Putting together the considerable material available from the official reports from the whole of Germany, P. Friedrich says that certain physicians praise the brilliant results obtained with quinin, while others were very much disappointed in this respect.
Treatment by purgation, which under the influence of the teachings of Brown during the influenza epidemic at the end of the eighteenth century attained a great reputation, also in our day found some few to praise it. Calomel in purgative doses (Schuster, Dumas) and large doses of castor oil (Sagorski, Mosler) were said to have an abbreviating influence on the attack of influenza. Really to prove this would not be easy.
It is only in the purely gastro intestinal form of influenza that laxatives and intestinal disinfectants, especially calomel, could possibly have an abortive action. That purgatives must be cautiously administered is self evident when we recollect the above mentioned severe hemorrhagic forms of influenzal enteritis. The advisability of giving a mild laxative at the onset of a disease in constipated patients is obvious.
A large number of medicaments and other materials were credited, purely empirically, with an effective or "specific" action in influenza.
To these belong ammonium chlorid, especially praised in France; furthermore, benzol, benzonaphthol, carbolic acid, creasote, creolin, turpentine, ichthyol, balsam of Peru, cinnamic acid, tannin, potassium iodid, corrosive sublimate, double chlorid of gold and sodium, sulphid of calcium, sulphocarbolate of sodium, carbonate of potassium, aconite, gelsemium, tinctura cardui Mariae, etc.

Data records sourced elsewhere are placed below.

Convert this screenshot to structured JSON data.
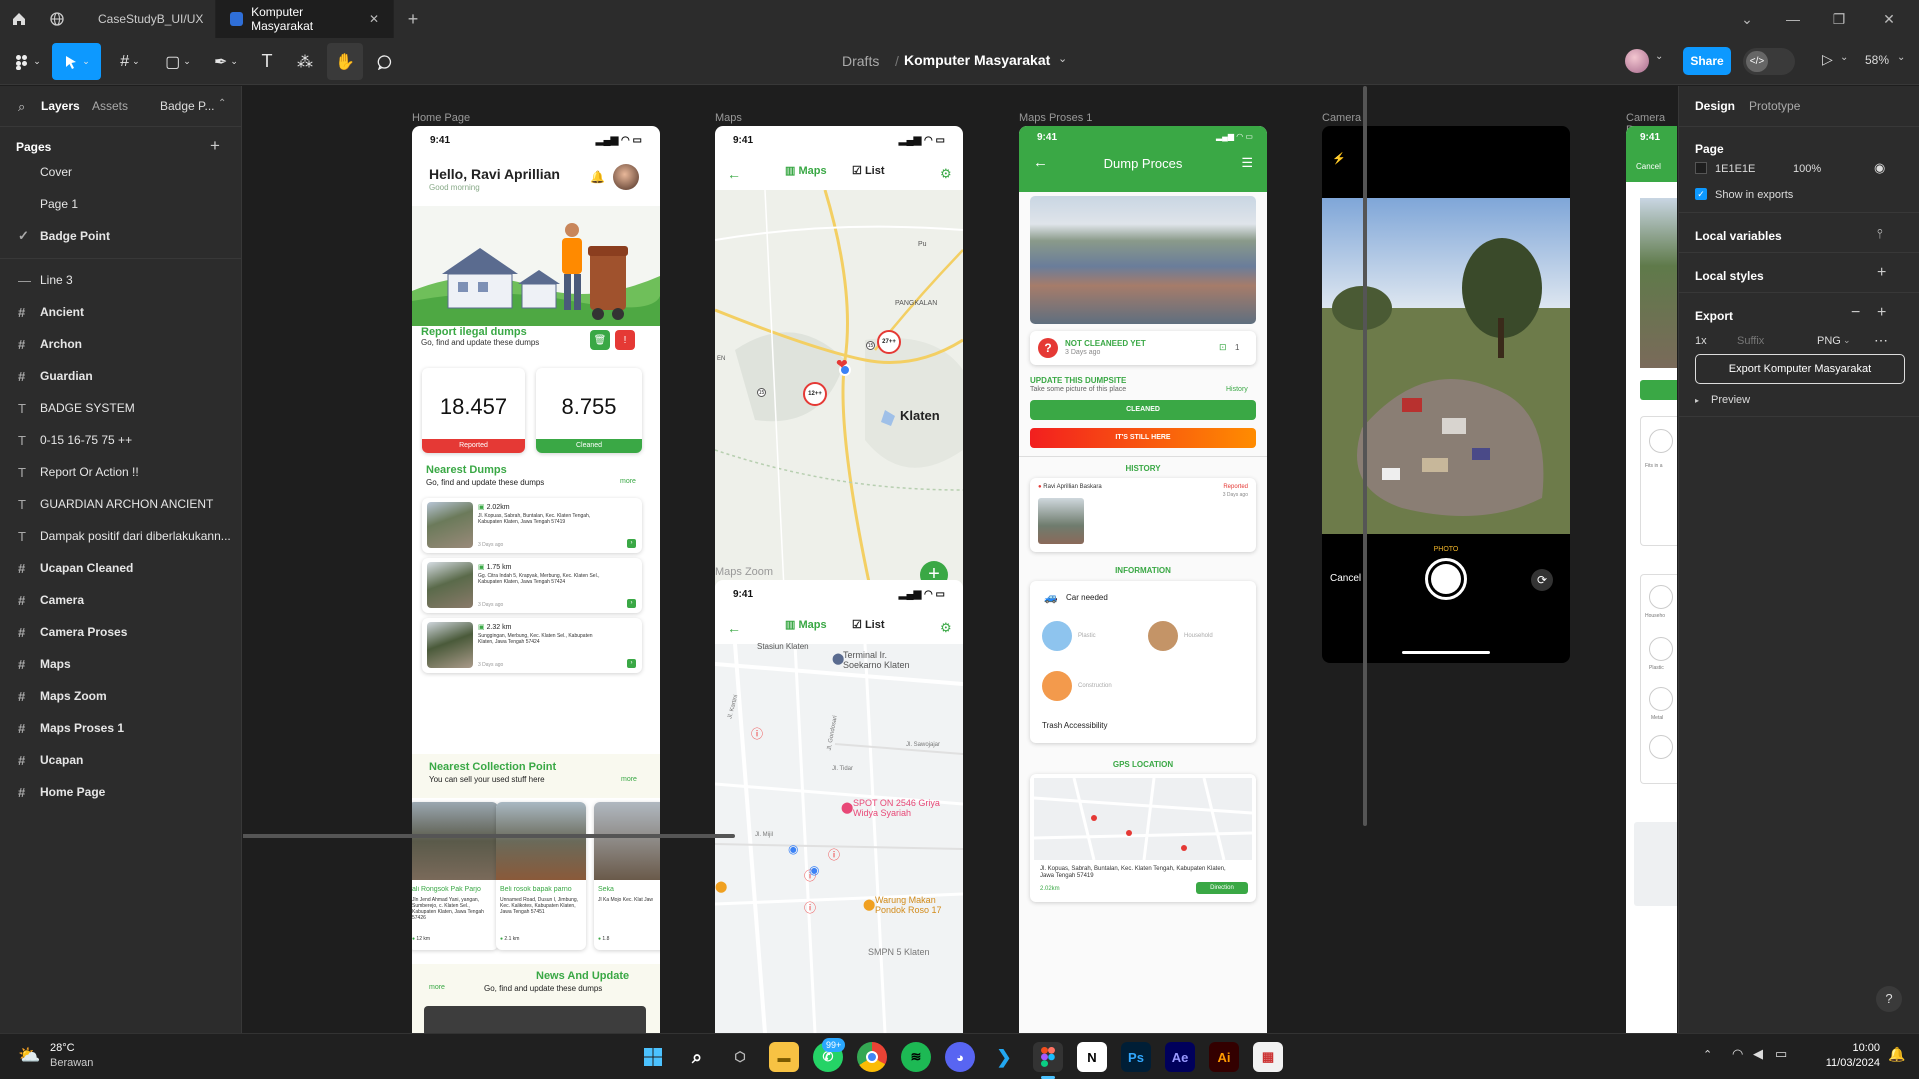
{
  "tabs": [
    {
      "label": "CaseStudyB_UI/UX",
      "color": "#6b3fa0"
    },
    {
      "label": "Komputer Masyarakat",
      "color": "#2f6fd8"
    }
  ],
  "toolbar": {
    "breadcrumb_root": "Drafts",
    "breadcrumb_sep": "/",
    "file_name": "Komputer Masyarakat",
    "share_label": "Share",
    "zoom": "58%"
  },
  "left_panel": {
    "tabs": [
      "Layers",
      "Assets"
    ],
    "page_dropdown": "Badge P...",
    "pages_header": "Pages",
    "pages": [
      "Cover",
      "Page 1",
      "Badge Point"
    ],
    "current_page": "Badge Point",
    "layers": [
      {
        "icon": "line",
        "name": "Line 3"
      },
      {
        "icon": "frame",
        "name": "Ancient"
      },
      {
        "icon": "frame",
        "name": "Archon"
      },
      {
        "icon": "frame",
        "name": "Guardian"
      },
      {
        "icon": "text",
        "name": "BADGE SYSTEM"
      },
      {
        "icon": "text",
        "name": "0-15 16-75 75 ++"
      },
      {
        "icon": "text",
        "name": "Report Or Action !!"
      },
      {
        "icon": "text",
        "name": "GUARDIAN ARCHON ANCIENT"
      },
      {
        "icon": "text",
        "name": "Dampak positif dari diberlakukann..."
      },
      {
        "icon": "frame",
        "name": "Ucapan Cleaned"
      },
      {
        "icon": "frame",
        "name": "Camera"
      },
      {
        "icon": "frame",
        "name": "Camera Proses"
      },
      {
        "icon": "frame",
        "name": "Maps"
      },
      {
        "icon": "frame",
        "name": "Maps Zoom"
      },
      {
        "icon": "frame",
        "name": "Maps Proses 1"
      },
      {
        "icon": "frame",
        "name": "Ucapan"
      },
      {
        "icon": "frame",
        "name": "Home Page"
      }
    ]
  },
  "frames": {
    "home_label": "Home Page",
    "maps_label": "Maps",
    "maps_zoom_label": "Maps Zoom",
    "maps_proses_label": "Maps Proses 1",
    "camera_label": "Camera",
    "camera_proses_label": "Camera Pro"
  },
  "home": {
    "time": "9:41",
    "greeting": "Hello, Ravi Aprillian",
    "subgreeting": "Good morning",
    "report_title": "Report ilegal dumps",
    "report_sub": "Go, find and update these dumps",
    "reported_count": "18.457",
    "reported_label": "Reported",
    "cleaned_count": "8.755",
    "cleaned_label": "Cleaned",
    "nearest_title": "Nearest Dumps",
    "nearest_sub": "Go, find and update these dumps",
    "more": "more",
    "dumps": [
      {
        "dist": "2.02km",
        "addr": "Jl. Kopuas, Sabrah, Buntalan, Kec. Klaten Tengah, Kabupaten Klaten, Jawa Tengah 57419",
        "ago": "3 Days ago"
      },
      {
        "dist": "1.75 km",
        "addr": "Gg. Citra Indah 5, Krapyak, Merbung, Kec. Klaten Sel., Kabupaten Klaten, Jawa Tengah 57424",
        "ago": "3 Days ago"
      },
      {
        "dist": "2.32 km",
        "addr": "Sunggingan, Merbung, Kec. Klaten Sel., Kabupaten Klaten, Jawa Tengah 57424",
        "ago": "3 Days ago"
      }
    ],
    "collection_title": "Nearest Collection Point",
    "collection_sub": "You can sell your used stuff here",
    "collection": [
      {
        "name": "ali Rongsok Pak Parjo",
        "addr": "Jln Jend Ahmad Yani, yangan, Sumberejo, c. Klaten Sel., Kabupaten Klaten, Jawa Tengah 57426",
        "dist": "12 km"
      },
      {
        "name": "Beli rosok bapak parno",
        "addr": "Unnamed Road, Dusun I, Jimbung, Kec. Kalikotes, Kabupaten Klaten, Jawa Tengah 57451",
        "dist": "2.1 km"
      },
      {
        "name": "Seka",
        "addr": "Jl Ka Mojo Kec. Klat Jaw",
        "dist": "1.8"
      }
    ],
    "news_title": "News And Update",
    "news_sub": "Go, find and update these dumps"
  },
  "maps": {
    "time": "9:41",
    "tab_maps": "Maps",
    "tab_list": "List",
    "place_klaten": "Klaten",
    "place_pangkalan": "PANGKALAN",
    "pin1": "27++",
    "pin2": "12++",
    "road1": "15",
    "road2": "15",
    "road3": "15"
  },
  "maps_zoom": {
    "time": "9:41",
    "tab_maps": "Maps",
    "tab_list": "List",
    "poi1": "Terminal Ir. Soekarno Klaten",
    "poi2": "SPOT ON 2546 Griya Widya Syariah",
    "poi3": "Warung Makan Pondok Roso 17",
    "poi4": "SMPN 5 Klaten",
    "poi5": "Stasiun Klaten",
    "road1": "Jl. Kartini",
    "road2": "Jl. Tidar",
    "road3": "Jl. Sawojajar",
    "road4": "Jl. Mijil",
    "road5": "Jl. Gondosari"
  },
  "proses": {
    "time": "9:41",
    "title": "Dump Proces",
    "status": "NOT CLEANEED YET",
    "status_ago": "3 Days ago",
    "photo_count": "1",
    "update_title": "UPDATE THIS DUMPSITE",
    "update_sub": "Take some picture of this place",
    "history_link": "History",
    "btn_cleaned": "CLEANED",
    "btn_still": "IT'S STILL HERE",
    "history_title": "HISTORY",
    "history_user": "Ravi Aprillian Baskara",
    "history_status": "Reported",
    "history_ago": "3 Days ago",
    "info_title": "INFORMATION",
    "car_needed": "Car needed",
    "types": [
      "Plastic",
      "Household",
      "Construction"
    ],
    "trash_access": "Trash Accessibility",
    "gps_title": "GPS LOCATION",
    "gps_addr": "Jl. Kopuas, Sabrah, Buntalan, Kec. Klaten Tengah, Kabupaten Klaten, Jawa Tengah 57419",
    "gps_dist": "2.02km",
    "direction": "Direction"
  },
  "camera": {
    "mode": "PHOTO",
    "cancel": "Cancel"
  },
  "camera_proses": {
    "time": "9:41",
    "cancel": "Cancel",
    "labels": [
      "Fits in a",
      "Househo",
      "Plastic",
      "Metal"
    ]
  },
  "right_panel": {
    "tab_design": "Design",
    "tab_prototype": "Prototype",
    "page_header": "Page",
    "page_color": "1E1E1E",
    "page_opacity": "100%",
    "show_exports": "Show in exports",
    "local_variables": "Local variables",
    "local_styles": "Local styles",
    "export_header": "Export",
    "export_scale": "1x",
    "export_suffix": "Suffix",
    "export_format": "PNG",
    "export_button": "Export Komputer Masyarakat",
    "preview": "Preview",
    "help": "?"
  },
  "taskbar": {
    "temp": "28°C",
    "weather": "Berawan",
    "badge": "99+",
    "time": "10:00",
    "date": "11/03/2024"
  },
  "colors": {
    "accent": "#0d99ff",
    "green": "#3aa845",
    "red": "#e53935",
    "orange": "#ff7a00"
  }
}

For credulous therapeutic optimists, disposed to consider all favorable terminations of disease in the light of post hoc ergo propter hoc, influenza was an excellent case, since the enormous majority of attacks terminate favorably and spontaneously in a few days.

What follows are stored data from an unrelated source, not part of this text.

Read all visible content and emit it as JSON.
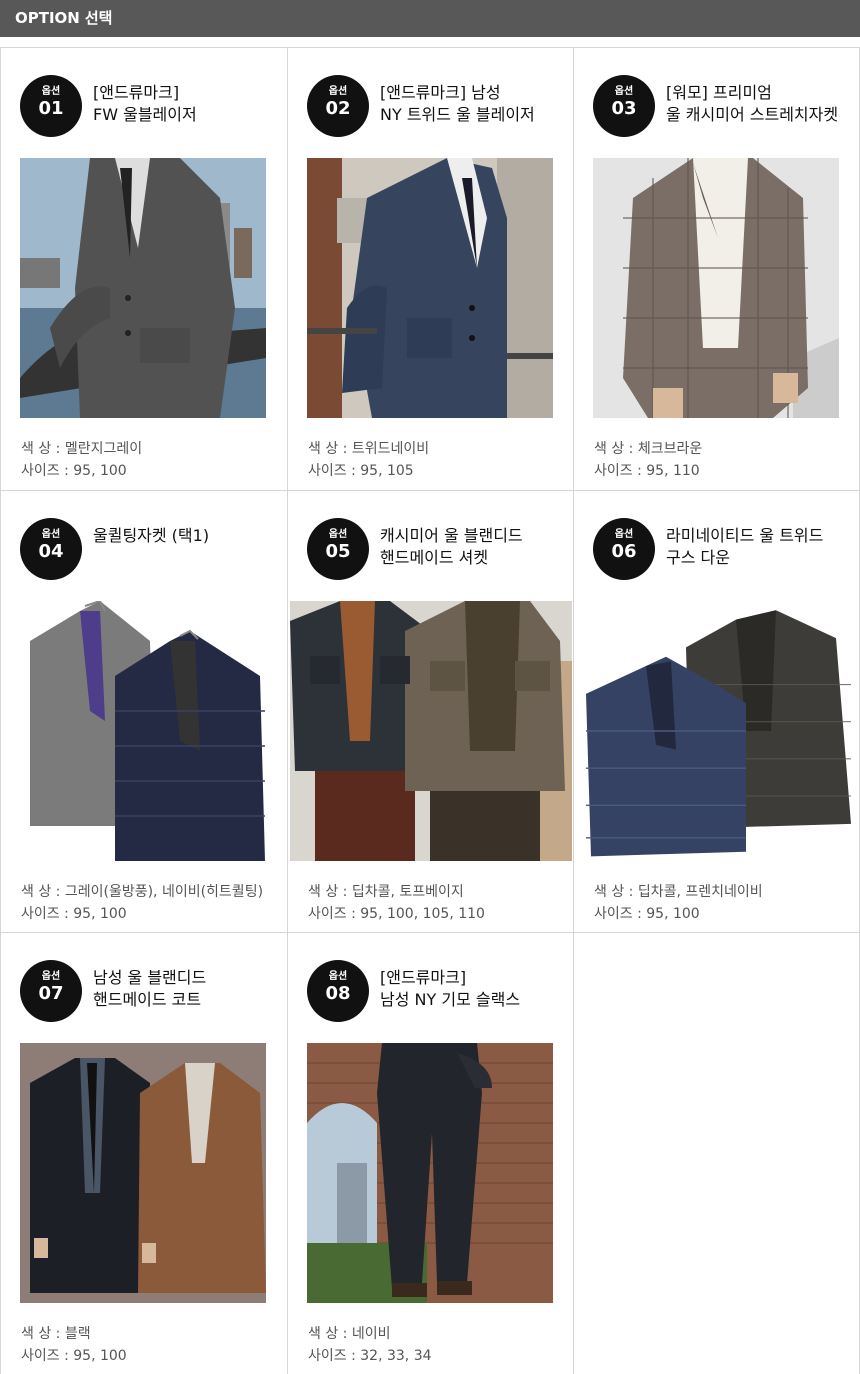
{
  "header": {
    "title_en": "OPTION",
    "title_ko": "선택"
  },
  "badge_label": "옵션",
  "spec_labels": {
    "color": "색  상 :",
    "size": "사이즈 :"
  },
  "options": [
    {
      "num": "01",
      "title": [
        "[앤드류마크]",
        "FW 울블레이저"
      ],
      "color": "멜란지그레이",
      "size": "95, 100",
      "image": "gray-wool-blazer-photo"
    },
    {
      "num": "02",
      "title": [
        "[앤드류마크] 남성",
        "NY 트위드 울 블레이저"
      ],
      "color": "트위드네이비",
      "size": "95, 105",
      "image": "navy-tweed-blazer-photo"
    },
    {
      "num": "03",
      "title": [
        "[워모] 프리미엄",
        "울 캐시미어 스트레치자켓"
      ],
      "color": "체크브라운",
      "size": "95, 110",
      "image": "brown-check-jacket-photo"
    },
    {
      "num": "04",
      "title": [
        "울퀼팅자켓 (택1)"
      ],
      "color": "그레이(울방풍), 네이비(히트퀼팅)",
      "size": "95, 100",
      "image": "quilted-jackets-photo"
    },
    {
      "num": "05",
      "title": [
        "캐시미어 울 블랜디드",
        "핸드메이드 셔켓"
      ],
      "color": "딥차콜, 토프베이지",
      "size": "95, 100, 105, 110",
      "image": "shirt-jackets-photo"
    },
    {
      "num": "06",
      "title": [
        "라미네이티드 울 트위드",
        "구스 다운"
      ],
      "color": "딥차콜, 프렌치네이비",
      "size": "95, 100",
      "image": "goose-down-jackets-photo"
    },
    {
      "num": "07",
      "title": [
        "남성 울 블랜디드",
        "핸드메이드 코트"
      ],
      "color": "블랙",
      "size": "95, 100",
      "image": "wool-coats-photo"
    },
    {
      "num": "08",
      "title": [
        "[앤드류마크]",
        "남성  NY 기모 슬랙스"
      ],
      "color": "네이비",
      "size": "32, 33, 34",
      "image": "navy-slacks-photo"
    }
  ]
}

The most fortunate are the "homeopaths"; for here too, as in every other disease, or for every symptom of the disease, they possess also for influenza a specific infallible remedy. We do not begrudge them their wonderful recoveries any more than we do their companions, "the nature doctors," "magnetopaths," etc. The supporters of Kneipp, of course, praise their water douches and their adjuncts, camomile tea and Kneipp coffee; the vegetarians commend their diet; the adherents of Jaeger, their woolen clothing-as the safest protection or remedy against influenza. Voices have also been raised for the use of suggestion and hypnosis in the treatment of influenza.
There is neither a prophylactic nor a specific for influenza. The hope that some day it may be possible to immunize, by preventive inoculation with a future "influenza serum" on the approach of an influenza epidemic, and to treat the patients in a truly specific manner, is to day no mere fantastic speculation, although it must be admitted that such hopes, especially as regards influenza, must be deemed very remote, if only for the reason that influenza is a disease which arouses interest often only at intervals of several decads.